Competition for business is fierce, especially in this economy.

Large businesses providing Staff Aug and Consulting (IBM, Accenture, etc.) give the Clients the Agreements that will rule their relationships.

Everyone else, is provided the Standard Agreement the Client wants them to sign. Mom-and-Pop shops will sign anything just for the opportunity to land some requirements: they know they have nothing to lose, no assets a successful suit brought against them can attach.

The problem is then for the vast majority of vendors, those responsible professional recruiters that want to provide quality services, the fruits of their hard work, but can’t compromise the survival of their business by entering into an abusive, one-sided ‘Standard Staffing Agreement’ as written by overly jealous lawyers working for their prospective clients.

A clause lawyers love specifies that the Client should be able to deny payment or even request reimbursement for work done on T&M (time and material) basis, even months or years after the services have been delivered; at their sole discretion.

Projects do fail at times. Of the many reasons for failure, the Contractor’s work accounts to 15% of them, at most. Lack of ‘buy in’, champion or sponsors on the Client side; bad project management (often provided by the Client); environmental changes (being laws, rules, business plans, etc.), lack of funding, bad specifications, etc. play a much larger role.

Who is the weakest link? Who is more likely to be blamed for such ‘failure’? The vendor, of course. Especially because that will be the only way to recover most of the cost, which is now classified as ‘waste’.
That is why is unfair to put that responsibility, square, on the Vendor, as too often such Standard Staffing Agreements include.

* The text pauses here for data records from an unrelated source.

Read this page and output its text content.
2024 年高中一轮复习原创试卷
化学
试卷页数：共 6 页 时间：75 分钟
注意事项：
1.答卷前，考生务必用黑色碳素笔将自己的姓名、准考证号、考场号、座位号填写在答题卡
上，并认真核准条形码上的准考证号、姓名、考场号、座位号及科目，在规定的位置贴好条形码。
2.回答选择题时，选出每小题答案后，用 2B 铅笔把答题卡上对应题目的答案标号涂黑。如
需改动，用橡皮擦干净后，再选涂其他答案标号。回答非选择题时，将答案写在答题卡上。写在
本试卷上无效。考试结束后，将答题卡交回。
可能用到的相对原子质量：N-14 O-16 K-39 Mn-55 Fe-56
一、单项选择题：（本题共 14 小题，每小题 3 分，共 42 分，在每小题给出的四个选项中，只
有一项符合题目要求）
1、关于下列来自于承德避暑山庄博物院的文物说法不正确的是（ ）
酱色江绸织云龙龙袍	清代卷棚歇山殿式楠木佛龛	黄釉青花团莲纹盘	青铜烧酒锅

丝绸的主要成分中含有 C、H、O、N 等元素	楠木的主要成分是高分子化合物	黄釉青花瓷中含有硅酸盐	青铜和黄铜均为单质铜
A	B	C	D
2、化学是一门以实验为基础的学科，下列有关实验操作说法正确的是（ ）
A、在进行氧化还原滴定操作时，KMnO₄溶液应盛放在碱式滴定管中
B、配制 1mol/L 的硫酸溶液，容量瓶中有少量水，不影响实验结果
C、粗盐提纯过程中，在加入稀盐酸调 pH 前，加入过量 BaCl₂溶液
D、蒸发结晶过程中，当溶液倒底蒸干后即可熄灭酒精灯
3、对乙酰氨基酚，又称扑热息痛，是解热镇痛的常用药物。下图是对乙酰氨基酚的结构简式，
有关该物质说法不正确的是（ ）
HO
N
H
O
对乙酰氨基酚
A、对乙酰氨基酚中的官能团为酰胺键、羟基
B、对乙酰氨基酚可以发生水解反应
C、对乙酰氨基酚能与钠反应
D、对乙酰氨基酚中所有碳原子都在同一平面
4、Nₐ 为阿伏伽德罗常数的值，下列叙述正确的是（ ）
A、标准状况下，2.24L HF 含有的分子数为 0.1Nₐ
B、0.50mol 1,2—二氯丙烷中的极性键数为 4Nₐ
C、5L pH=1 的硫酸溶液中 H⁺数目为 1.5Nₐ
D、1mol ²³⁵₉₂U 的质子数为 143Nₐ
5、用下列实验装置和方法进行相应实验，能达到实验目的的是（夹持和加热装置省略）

In reality, the Vendor (Staffing Agency) pays the resources (Consultants, Contractors, Employees) within 2 weeks of the services being rendered. The Vendor has absolutely no recourse, no practical way to recover those payments should the Client come back weeks, months or years later asking for a refund.

To include such abusive clause in an Agreement is the way of some lawyers to CYA, without regard to the overall business goals of their clients, since such language makes it impossible for the Client to enlist responsible vendors to partner with them. If, out of necessity, the Vendor does agree to those terms, it will resent the treatment, seeding the relationship from the start with unhealthy elements of mistrust. The Vendor knows that the Client holds a sword over their heads and, at their discretion or whim, can strike.
Such demand from a Vendor equates to you going to a restaurant for dinner every day for a year, and ask for a full refund in all your meals on day 366, because you just ‘discovered that they did not taste very good after all’.